This gorgeous braid of fibre is my newest spinning project. It wasn’t going to be - I had been toying with either an undyed Shetland or some green Southdown for socks but I just couldn’t decide. I asked some knitting friends to browse my spinning fibre stash online and make some suggestions, and one friend suggested laceweight using this blue fibre. The braid came from a fibre club run by Fibre Hut in the West Midlands. It was my first experience with a fibre club and when the first parcel arrived at my door and I ripped it open, I was delighted. The colours are just so me! I’d never heard of the Perendale fibre it is dyed on, though. |
That last point was what captured my imagination though. For all that I loved the blue tones of the fibre, I had no idea what to turn it into. Could a fibre that tended towards a haloed soft-textured yarn make a laceweight yarn that woeful give me the clean lace stitches I like? If I could spin it thin enough, it might.

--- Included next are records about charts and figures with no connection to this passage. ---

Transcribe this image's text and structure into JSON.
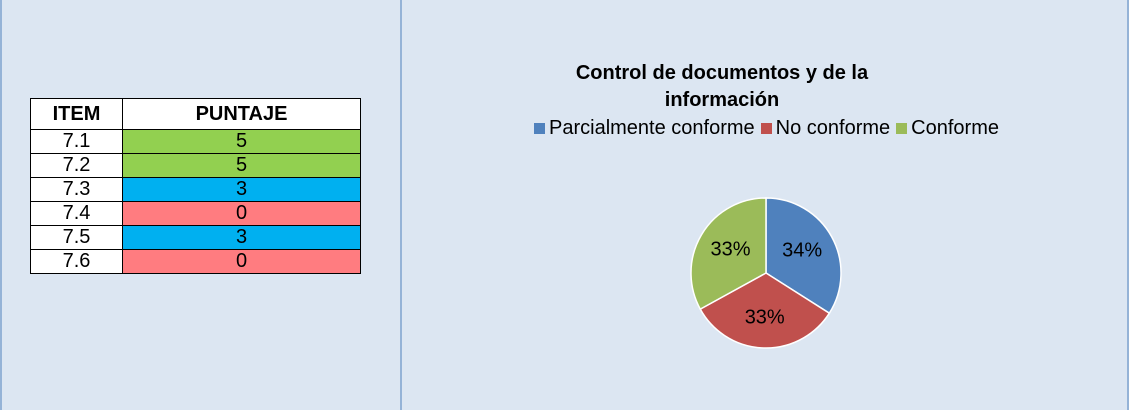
{
  "table": {
    "header": [
      "ITEM",
      "PUNTAJE"
    ],
    "rows": [
      [
        "7.1",
        "5"
      ],
      [
        "7.2",
        "5"
      ],
      [
        "7.3",
        "3"
      ],
      [
        "7.4",
        "0"
      ],
      [
        "7.5",
        "3"
      ],
      [
        "7.6",
        "0"
      ]
    ],
    "row_colors": [
      "#92d050",
      "#92d050",
      "#00b0f0",
      "#ff7c80",
      "#00b0f0",
      "#ff7c80"
    ]
  },
  "chart_data": {
    "type": "pie",
    "title": "Control de documentos y de la información",
    "categories": [
      "Parcialmente conforme",
      "No conforme",
      "Conforme"
    ],
    "values": [
      34,
      33,
      33
    ],
    "value_labels": [
      "34%",
      "33%",
      "33%"
    ],
    "colors": [
      "#4f81bd",
      "#c0504d",
      "#9bbb59"
    ]
  }
}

The braid has various shades of blue, from sky blue through to navy, but not dyed as a gradient. For yarn for knitting lace, I want a 2-ply construction, and that gave me an idea. I decided to open up the braid and split it all the way down the middle lengthways to give two identical lengths of fibre.
I have already started spinning, at my wheel’s highest ratio (19:1), aiming for a very thin singles. The fibre drafts beautifully and a very fine yarn is not proving hard to produce so far. And just look at those blues!